GAZA: Au moins huit personnes ont été tuées tôt jeudi dans des bombardements israéliens sur la ville de Gaza, a annoncé à l'AFP un porte-parole de la défense civile du territoire palestinien.

Cinq et deux personnes ont été tuées respectivement dans des frappes contre des appartements dans le nord-ouest et le sud-ouest de la ville de Gaza, et une autre dans un raid contre une maison dans le camp de réfugiés d'Al-Shati, dans l'ouest de la ville, a indiqué ce porte-parole, Mahmoud Bassal.

Ces frappes ont également fait au moins 15 blessés, a-t-il ajouté.

Malgré un cessez-le-feu en vigueur depuis octobre 2025, la bande de Gaza reste le théâtre de violences, avec des frappes israéliennes quasi quotidiennes.

Selon le ministère de la Santé du territoire, placé sous l'autorité du mouvement islamiste palestinien Hamas, plus de 900 personnes ont été tuées depuis l'entrée en vigueur de cette trêve, conclue après deux ans de guerre déclenchée le 7 octobre 2023 par l'attaque sans précédent du Hamas contre Israël.

La première phase de la trêve a vu la libération des derniers otages israéliens de Gaza enlevés par le Hamas, en échange de Palestiniens détenus par Israël.

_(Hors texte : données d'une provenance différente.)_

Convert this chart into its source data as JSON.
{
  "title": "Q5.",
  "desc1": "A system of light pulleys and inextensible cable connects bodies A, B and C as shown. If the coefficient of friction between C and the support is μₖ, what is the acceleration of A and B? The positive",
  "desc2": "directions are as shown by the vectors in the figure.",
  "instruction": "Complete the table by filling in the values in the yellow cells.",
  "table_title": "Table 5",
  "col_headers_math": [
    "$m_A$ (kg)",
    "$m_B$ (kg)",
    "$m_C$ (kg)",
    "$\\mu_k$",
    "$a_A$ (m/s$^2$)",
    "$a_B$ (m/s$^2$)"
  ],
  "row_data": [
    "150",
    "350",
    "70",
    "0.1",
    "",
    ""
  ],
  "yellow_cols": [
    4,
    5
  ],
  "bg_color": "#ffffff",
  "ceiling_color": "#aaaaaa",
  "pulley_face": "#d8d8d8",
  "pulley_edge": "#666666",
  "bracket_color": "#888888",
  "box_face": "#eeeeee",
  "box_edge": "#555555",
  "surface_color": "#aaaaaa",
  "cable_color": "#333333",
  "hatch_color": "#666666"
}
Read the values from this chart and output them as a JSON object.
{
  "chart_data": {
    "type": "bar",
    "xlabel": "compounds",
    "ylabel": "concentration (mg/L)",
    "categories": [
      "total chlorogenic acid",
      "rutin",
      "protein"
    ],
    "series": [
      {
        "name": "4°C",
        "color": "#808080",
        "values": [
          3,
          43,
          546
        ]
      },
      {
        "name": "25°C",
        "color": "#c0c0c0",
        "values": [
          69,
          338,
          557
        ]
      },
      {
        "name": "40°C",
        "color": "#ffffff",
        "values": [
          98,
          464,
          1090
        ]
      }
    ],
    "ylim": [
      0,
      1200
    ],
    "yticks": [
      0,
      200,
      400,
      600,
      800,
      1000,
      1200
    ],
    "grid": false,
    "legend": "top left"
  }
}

Mais le passage à la deuxième phase, devant se traduire par le désarmement du Hamas et un retrait progressif de l'armée israélienne, semble complètement grippé.

La semaine dernière, le Premier ministre israélien Benjamin Netanyahu avait déclaré avoir ordonné à l'armée de prendre le contrôle de 70% de la bande de Gaza, contre 60% contrôlé actuellement.

Fin mai, le tout nouveau chef de la branche armée du Hamas, Mohammed Odeh, a été tué par une frappe israélienne, 11 jours après l'assassinat de son prédécesseur.